Recently, international oil prices have been on the rise, especially since the U.S. government again levied sanctions against Iran, including a ban on imports of oil from Teheran. The measure goes into effect in November. The U.S. State Department said in June all its trading partners must end imports of Iranian oil by Nov. 4 or face being cut off from the U.S. financial system.

Korea is a major importer of oil from Iran, which is the world’s third-largest producer in the Organization of Petroleum Exporting Countries. Last year, crude oil from Iran accounted for 13.2 percent of all Korean oil imports. But since June, Korea has been cutting back on Iranian crude purchases.

West Texas Intermediate crude on Friday closed 0.52 percent up on the day at $71.34 per barrel. Dubai crude closed at $80.37, up 0.22 percent, and Brent crude was up 0.21 percent to $80.43.

According to the Korea National Oil Corporation, the average retail price of gasoline last week, 1,674.9 won per liter, was 15.4 won higher than during the previous week, the highest level in nearly four years.

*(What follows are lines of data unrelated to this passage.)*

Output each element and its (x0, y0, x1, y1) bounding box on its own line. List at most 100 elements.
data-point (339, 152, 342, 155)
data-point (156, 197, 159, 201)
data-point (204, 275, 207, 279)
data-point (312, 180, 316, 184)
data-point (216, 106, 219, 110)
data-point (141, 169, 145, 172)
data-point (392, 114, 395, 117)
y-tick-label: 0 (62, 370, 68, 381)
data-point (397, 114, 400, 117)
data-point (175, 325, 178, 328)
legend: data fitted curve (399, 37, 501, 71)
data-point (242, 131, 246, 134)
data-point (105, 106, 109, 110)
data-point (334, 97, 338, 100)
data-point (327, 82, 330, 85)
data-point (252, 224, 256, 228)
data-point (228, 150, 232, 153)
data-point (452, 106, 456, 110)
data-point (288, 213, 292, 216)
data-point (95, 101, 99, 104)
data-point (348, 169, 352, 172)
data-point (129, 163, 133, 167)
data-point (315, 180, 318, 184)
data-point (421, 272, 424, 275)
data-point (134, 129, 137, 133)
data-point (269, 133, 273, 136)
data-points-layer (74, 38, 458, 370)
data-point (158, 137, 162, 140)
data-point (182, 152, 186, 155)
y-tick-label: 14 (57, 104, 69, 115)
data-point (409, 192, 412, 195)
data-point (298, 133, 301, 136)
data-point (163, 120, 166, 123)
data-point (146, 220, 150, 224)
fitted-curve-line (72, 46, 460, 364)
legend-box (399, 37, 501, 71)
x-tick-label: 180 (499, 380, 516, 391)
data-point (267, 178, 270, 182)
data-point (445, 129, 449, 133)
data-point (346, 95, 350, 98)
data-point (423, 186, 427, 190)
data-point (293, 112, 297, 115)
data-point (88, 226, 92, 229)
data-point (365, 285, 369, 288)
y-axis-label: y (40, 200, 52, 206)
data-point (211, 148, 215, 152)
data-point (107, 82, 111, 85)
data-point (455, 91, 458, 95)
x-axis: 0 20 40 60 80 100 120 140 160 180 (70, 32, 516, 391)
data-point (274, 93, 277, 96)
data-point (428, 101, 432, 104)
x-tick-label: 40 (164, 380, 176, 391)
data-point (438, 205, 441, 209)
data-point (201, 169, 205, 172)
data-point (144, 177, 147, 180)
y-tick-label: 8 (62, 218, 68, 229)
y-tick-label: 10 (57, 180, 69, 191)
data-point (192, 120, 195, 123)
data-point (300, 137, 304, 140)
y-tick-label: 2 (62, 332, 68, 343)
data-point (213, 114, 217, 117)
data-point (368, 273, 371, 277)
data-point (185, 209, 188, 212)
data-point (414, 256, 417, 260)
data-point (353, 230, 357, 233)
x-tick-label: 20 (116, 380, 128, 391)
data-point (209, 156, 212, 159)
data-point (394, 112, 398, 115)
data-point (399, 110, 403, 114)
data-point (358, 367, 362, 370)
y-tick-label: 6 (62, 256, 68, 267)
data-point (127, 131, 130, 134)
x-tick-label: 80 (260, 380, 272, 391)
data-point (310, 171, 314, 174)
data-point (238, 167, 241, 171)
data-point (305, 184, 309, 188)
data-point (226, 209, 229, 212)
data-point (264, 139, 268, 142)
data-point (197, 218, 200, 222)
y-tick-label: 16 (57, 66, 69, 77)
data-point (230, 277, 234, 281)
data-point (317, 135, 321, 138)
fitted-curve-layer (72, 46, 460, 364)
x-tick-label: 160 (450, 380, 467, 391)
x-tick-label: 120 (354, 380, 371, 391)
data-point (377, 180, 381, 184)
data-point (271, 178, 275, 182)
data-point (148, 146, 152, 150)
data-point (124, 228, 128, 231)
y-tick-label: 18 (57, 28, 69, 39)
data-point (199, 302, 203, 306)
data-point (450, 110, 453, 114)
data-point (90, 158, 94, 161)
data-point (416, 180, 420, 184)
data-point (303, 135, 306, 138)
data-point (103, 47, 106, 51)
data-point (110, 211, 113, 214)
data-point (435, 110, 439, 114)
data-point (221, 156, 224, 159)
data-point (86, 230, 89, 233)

Gasoline prices have been going up for 15 consecutive weeks.

When compared to the first week of this year, when gas was 1,544.9 per liter, the price has risen more than 8 percent.

According to the Economy Ministry, a 10 percent cut in the fuel tax would lower the consumer price of gasoline by about 82 won per liter, that of diesel by 57 won and that of liquified butane, usually used for cooking, by 21 won. That’s a 4.9 percent drop from the 1,660 won per liter for gasoline on the first week of this month, 3.9 percent less for diesel and 2.2 percent less for butane.

The government lowered taxes on gasoline and diesel for two months in 2000 when the country was struggling from the financial crisis of the late 1990s. Additionally the government lowered taxes on gasoline, diesel and butane by 10 percent for roughly 10 months in 2008 when international crude prices surged to $140 per barrel.